Industry lacks sufficiently competent CIOs, says First National Bank (FNB) CIO Yatin Narsai.
"This may sound damning, but I don't think you have the right to call yourself a CIO before you've demonstrated a track record of concrete delivery, not once but several times," he says.
Competent CIOs are also leaders who can inspire their teams and cultivate a next generation, he adds, saying that too many CIOs are only as good as Google and what they read in a Gartner study.
The "number one" issue facing CIOs today is delivery. Narsai says callow CIOs, who lack concrete delivery experience, create complexity for themselves and their employer.
"They tend to outsource more and create additional layers of management," he says. They are also less likely to deliver a project on time and on budget. This, says Narsai, underwrites his view that CIOs must have "hard core experience in doing projects themselves", before being let loose on unsuspecting organisations.

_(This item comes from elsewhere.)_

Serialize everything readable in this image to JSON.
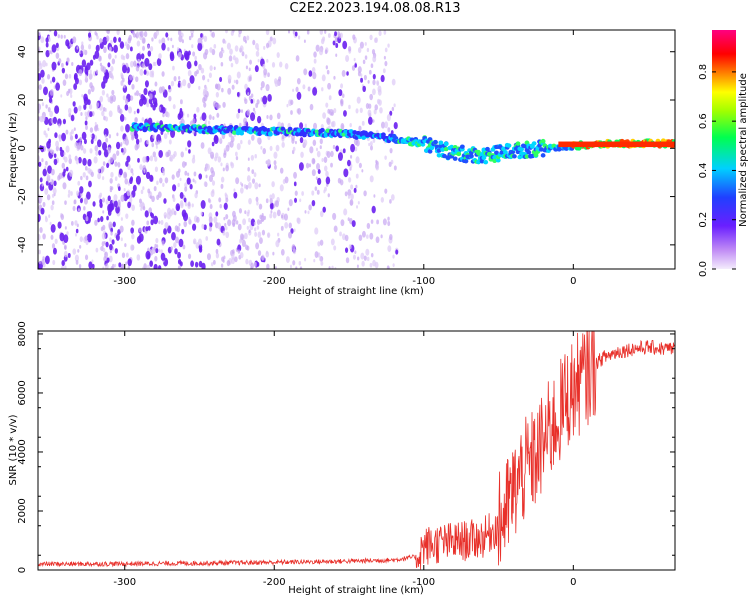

What makes CIOs of the right calibre even harder to find is the increasing need for them to understand their company's business and business model. "For a CIO to be successful, that CIO must understand the business, especially in banking where the deliverables are intangible. There is no product you can see or kick."
Innovation is key
Narsai says it is critical for CIOs at FNB's various business units to understand the nature of their beast as they are under constant pressure to reduce IT costs and increase efficiencies: more so since all the "easy stuff", in terms of automation and process improvement, has already been done.
He explains that innovation is now the order of the day. One recent success story is processing credit approval at the transaction level, which includes accepting or rejecting monthly debit orders.

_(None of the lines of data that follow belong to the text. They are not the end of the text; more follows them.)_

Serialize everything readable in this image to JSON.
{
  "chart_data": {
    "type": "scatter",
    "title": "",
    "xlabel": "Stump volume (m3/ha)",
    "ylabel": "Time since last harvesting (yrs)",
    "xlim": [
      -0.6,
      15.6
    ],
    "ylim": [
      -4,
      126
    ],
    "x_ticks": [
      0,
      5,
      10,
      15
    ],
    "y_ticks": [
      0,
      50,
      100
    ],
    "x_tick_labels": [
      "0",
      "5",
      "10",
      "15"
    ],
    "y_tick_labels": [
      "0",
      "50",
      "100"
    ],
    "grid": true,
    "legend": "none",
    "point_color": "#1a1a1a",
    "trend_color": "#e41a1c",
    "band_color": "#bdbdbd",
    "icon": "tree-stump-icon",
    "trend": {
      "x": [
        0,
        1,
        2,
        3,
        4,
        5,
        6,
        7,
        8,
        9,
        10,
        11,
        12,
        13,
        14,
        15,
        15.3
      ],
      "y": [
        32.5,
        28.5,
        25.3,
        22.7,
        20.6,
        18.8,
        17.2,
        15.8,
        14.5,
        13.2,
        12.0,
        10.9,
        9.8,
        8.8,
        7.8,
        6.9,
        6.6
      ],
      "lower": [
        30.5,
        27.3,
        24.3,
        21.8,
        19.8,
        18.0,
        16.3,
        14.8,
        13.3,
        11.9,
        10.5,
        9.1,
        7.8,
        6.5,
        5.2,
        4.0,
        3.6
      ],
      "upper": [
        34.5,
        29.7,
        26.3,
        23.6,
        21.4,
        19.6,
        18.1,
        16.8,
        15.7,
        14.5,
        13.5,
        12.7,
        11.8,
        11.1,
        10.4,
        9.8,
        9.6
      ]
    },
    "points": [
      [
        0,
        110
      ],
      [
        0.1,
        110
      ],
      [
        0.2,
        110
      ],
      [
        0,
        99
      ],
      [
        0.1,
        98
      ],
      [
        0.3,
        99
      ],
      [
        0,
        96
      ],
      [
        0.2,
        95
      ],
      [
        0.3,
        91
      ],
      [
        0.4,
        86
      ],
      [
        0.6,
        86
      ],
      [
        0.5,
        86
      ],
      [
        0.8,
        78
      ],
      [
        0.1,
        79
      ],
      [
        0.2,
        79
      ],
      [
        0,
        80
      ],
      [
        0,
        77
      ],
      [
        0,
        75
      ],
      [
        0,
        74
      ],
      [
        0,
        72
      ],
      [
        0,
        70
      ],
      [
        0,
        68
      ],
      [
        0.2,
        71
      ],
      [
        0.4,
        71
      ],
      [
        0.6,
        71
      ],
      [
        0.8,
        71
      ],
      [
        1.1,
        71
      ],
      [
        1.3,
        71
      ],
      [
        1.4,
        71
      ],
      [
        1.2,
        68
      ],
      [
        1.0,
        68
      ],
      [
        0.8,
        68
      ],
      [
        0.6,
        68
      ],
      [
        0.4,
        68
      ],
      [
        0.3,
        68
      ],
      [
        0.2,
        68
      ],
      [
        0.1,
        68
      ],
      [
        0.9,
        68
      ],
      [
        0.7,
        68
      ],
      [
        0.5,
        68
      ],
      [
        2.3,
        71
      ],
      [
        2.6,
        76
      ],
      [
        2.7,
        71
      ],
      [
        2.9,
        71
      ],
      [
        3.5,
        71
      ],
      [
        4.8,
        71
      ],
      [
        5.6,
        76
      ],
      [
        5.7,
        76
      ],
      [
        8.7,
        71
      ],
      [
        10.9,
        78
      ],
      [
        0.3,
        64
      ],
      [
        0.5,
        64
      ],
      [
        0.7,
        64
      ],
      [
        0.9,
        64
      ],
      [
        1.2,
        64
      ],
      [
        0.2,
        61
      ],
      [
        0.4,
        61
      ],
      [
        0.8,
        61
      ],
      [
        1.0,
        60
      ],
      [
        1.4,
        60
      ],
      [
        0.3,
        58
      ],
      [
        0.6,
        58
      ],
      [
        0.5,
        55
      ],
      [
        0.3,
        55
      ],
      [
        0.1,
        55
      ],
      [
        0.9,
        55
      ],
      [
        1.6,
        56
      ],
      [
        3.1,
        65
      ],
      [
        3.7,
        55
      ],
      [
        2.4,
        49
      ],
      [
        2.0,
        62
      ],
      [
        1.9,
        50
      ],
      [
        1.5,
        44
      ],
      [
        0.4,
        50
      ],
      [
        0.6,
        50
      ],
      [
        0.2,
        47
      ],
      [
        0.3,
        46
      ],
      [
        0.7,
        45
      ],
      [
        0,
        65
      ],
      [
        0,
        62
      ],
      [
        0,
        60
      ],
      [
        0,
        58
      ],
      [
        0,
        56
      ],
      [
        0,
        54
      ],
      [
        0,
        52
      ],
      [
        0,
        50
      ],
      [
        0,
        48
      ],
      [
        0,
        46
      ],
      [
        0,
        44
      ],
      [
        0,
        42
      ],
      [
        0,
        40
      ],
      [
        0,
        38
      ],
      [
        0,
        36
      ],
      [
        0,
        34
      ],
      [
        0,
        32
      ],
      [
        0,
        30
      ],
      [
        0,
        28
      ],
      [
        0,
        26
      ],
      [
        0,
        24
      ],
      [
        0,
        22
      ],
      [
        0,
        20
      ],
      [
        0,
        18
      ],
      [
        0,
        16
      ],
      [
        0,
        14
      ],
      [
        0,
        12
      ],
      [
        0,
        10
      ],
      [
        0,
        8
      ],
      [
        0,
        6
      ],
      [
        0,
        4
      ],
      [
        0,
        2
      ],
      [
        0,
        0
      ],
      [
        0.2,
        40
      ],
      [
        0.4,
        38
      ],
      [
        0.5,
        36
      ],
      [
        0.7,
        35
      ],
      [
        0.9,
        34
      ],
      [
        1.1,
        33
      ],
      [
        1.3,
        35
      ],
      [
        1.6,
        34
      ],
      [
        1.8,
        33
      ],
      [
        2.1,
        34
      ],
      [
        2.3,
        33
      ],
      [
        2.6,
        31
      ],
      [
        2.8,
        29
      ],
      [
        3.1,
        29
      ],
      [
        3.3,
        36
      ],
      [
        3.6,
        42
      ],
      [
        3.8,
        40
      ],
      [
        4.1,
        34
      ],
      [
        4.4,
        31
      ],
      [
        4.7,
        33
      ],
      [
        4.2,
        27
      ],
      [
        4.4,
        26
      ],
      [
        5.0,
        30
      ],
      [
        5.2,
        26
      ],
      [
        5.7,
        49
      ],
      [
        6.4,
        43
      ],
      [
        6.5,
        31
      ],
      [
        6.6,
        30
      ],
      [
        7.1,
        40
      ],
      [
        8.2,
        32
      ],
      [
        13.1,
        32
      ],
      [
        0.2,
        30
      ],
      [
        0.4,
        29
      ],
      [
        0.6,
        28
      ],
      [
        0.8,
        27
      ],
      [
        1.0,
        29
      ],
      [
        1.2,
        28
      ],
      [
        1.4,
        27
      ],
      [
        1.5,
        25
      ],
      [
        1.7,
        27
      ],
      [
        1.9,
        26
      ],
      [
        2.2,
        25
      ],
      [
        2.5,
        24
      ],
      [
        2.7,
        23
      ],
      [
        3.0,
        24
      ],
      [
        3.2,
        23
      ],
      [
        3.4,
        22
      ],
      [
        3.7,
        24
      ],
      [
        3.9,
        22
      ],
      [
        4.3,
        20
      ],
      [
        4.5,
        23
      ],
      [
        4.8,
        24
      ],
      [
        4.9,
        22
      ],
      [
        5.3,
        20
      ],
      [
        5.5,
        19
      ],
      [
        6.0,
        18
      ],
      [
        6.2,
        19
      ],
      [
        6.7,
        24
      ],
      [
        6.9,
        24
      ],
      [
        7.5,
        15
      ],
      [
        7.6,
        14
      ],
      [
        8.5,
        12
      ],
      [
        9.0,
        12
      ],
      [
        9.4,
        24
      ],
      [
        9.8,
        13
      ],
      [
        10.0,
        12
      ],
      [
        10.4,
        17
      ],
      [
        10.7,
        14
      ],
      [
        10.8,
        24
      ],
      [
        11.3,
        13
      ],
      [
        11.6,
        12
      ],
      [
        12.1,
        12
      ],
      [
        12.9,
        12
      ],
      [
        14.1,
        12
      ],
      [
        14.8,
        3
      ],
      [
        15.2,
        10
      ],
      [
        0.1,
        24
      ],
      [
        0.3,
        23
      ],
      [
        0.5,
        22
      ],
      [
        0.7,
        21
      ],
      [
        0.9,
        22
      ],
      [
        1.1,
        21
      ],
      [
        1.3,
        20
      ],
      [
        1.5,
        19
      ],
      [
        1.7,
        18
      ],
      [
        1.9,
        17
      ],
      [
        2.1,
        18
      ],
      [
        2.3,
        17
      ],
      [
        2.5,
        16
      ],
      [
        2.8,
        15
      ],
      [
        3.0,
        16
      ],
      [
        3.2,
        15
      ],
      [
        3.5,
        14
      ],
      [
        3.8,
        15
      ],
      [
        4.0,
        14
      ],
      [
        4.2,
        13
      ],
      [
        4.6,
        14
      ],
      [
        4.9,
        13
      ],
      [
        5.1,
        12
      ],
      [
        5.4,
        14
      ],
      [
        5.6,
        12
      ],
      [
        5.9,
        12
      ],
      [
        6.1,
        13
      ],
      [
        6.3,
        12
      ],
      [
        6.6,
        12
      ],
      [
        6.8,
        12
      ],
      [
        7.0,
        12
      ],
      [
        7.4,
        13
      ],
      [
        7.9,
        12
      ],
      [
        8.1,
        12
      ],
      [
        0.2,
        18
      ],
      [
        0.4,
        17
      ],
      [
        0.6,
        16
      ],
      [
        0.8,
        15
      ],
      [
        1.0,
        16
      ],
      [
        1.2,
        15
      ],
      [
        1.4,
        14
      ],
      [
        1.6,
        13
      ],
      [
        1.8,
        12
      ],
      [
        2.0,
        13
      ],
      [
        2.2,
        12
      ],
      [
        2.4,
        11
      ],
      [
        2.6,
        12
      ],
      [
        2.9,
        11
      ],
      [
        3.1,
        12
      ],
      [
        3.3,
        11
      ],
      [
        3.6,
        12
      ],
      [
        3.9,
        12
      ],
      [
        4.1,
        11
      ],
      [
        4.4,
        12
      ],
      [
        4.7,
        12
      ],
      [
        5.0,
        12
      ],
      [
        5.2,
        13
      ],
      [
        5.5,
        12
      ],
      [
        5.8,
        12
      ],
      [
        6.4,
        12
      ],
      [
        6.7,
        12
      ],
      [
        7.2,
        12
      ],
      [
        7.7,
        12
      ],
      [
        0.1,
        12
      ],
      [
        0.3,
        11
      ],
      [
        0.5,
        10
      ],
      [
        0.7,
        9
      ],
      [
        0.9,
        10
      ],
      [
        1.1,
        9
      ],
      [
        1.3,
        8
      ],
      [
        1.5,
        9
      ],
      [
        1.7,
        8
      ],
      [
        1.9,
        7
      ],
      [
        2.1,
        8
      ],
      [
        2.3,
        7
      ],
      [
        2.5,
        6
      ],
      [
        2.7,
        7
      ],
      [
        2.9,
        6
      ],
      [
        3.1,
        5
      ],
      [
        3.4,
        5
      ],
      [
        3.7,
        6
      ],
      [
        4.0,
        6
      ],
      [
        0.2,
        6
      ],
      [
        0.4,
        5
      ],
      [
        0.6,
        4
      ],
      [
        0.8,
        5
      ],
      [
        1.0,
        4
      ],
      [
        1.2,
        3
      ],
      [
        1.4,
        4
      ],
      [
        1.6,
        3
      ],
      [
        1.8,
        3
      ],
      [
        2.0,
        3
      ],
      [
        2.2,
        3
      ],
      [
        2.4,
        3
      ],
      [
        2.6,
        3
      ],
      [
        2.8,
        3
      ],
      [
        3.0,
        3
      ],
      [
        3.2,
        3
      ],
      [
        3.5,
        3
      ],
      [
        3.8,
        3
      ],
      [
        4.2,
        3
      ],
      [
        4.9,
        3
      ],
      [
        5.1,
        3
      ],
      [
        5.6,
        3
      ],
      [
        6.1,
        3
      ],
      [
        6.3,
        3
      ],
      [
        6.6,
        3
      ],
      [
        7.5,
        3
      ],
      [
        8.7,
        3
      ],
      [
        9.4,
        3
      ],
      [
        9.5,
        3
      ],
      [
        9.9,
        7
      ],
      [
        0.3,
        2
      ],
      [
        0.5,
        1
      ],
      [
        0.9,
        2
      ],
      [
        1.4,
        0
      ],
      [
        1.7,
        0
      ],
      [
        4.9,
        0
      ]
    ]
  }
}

"This was a complex area with lots of backlog and staff, but after some process re-engineering and 'using technology a whole lot smarter', the team on that task now handles five times the workload it had just a year ago. There is now sufficient spare capacity for the team to also concentrate on improving service levels."
IT at FNB is intentionally decentralised, Narsai says, to ensure each distinct business unit in the group takes ownership of its IT needs. Therefore, every business unit is entitled to an integrated IT department with end-to-end responsibility. The technology needs of various divisions, such as branches, Internet and ATMs, are also divergent.
"No one IT management team can run those in one IT ship. At best the bank concerned would enjoy mediocrity," Narsai says. He says an attempt to centralise in the period 2001 to 2004 ended in "complete disaster".
"It reaffirmed our view that the deployed IT model is the correct model for banking. There is no alternative."